Low pay rip-off in care must stop says councillor

by
17th February 2017
Councillor backs Court over Benefit change for Children

A local Care spokseperson councillor is calling upon local care agencies to review their procedures after a major HMRC decision has highlighted companies who are paying less than the less than the minimum wage

The major retailer has been fined £1.5 million by HMRC after asking staff to undergo briefings and security checks outside paid working hours. And local Lib Dem Care spokesperson councillor Tony Dawson is concerned that some care agencies working in Southport have been doing the same thing for years.

Argos, which was bought by Sainsbury’s last year,  is now being forced to pay £2.4 million in wages to more than 37,000 current and former shopworkers. Managers wrote to staff on Thursday after  the firm  was found to have effectively been paying less than the legal minimum wage to workers by forcing them to do out-of-ours activity for no pay. However, Argos will only have to pay the tax authority £800,000 because it has been awarded a discount on the fine for paying up within 14 days.

The underpayments of about £64 per person date back to 2014 and were first uncovered last year, just ahead of Argos’s takeover by Sainsbury’s. The supermarket said it had changed processes as quickly as possible after being made aware of the issue, and would be repaying staff at the end of this month. This involves 12,000 current employees and more than 25,000 former staff.

The number of workers underpaid by Argos is much higher than  those shortchanged by Debenhams, which is, to date, the most prolific offender to be “named and shamed” by the government under a system brought in by Lib Dem Ministers in 2013. The department store chain was fined £63,000 and forced to pay back nearly £135,000 to 12,000 workers.
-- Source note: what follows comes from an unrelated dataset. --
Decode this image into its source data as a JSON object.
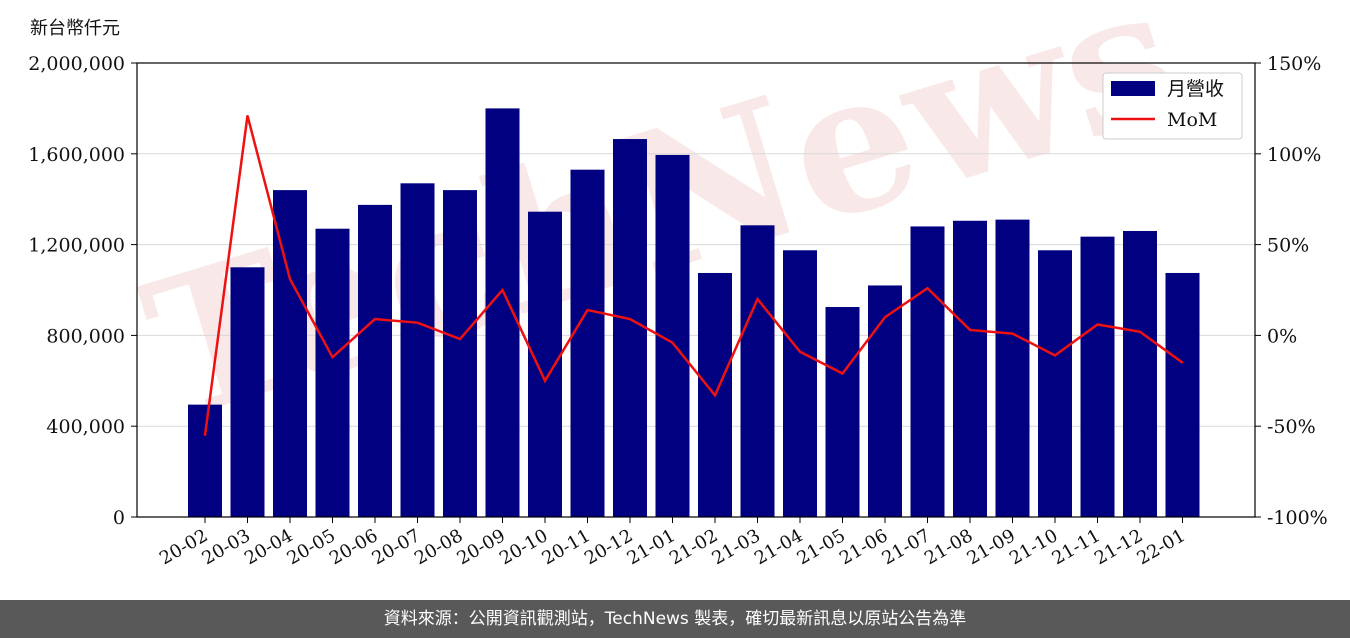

The company’s excuse for underpaying staff by an average of £10 each in 2015 was that it had a “technical error in its payroll calculations”.

Argos’s underpayment is also well ahead of the £1 million awarded in back pay to Sports Direct workers after a HMRC investigation last year when about 200 people directly employed by the firm and about 3,000 staff hired through temporary employment agencies were found to have been paid less than the minimum wage over four years.

Councillor Dawson says: ” I  believe Argos is going to be officially ‘named and shamed’ by the government later this year. This is all well and good but it would be better if these shameful underpayments never  occurred.”

” I have received information that some (not all!) care agencies working locally likewise have been calling in employees for training and staff briefings outside their paid hours. There may be other firms doing likewise. I hope that they will review their practices and cease this forthwith. It will, of course, also be open to employees to approach their bosses if they think they have been ripped off in this manner to seek appropriate back pay.”

A spokesperson for the Department for Business, Innovation and Skills said: “Every worker in the UK is entitled to at least the national minimum or living wage. That is why we named and shamed more than 350 employers who failed to pay the legal minimum this week, sending the clear message to employers that minimum wage abuses will not go unpunished.”

Dave Gill, a national officer for shop workers’ union USDAW, said: “Our members in Argos are clearly disappointed to have been underpaid and we are seeking safeguards to ensure that this cannot occur again.”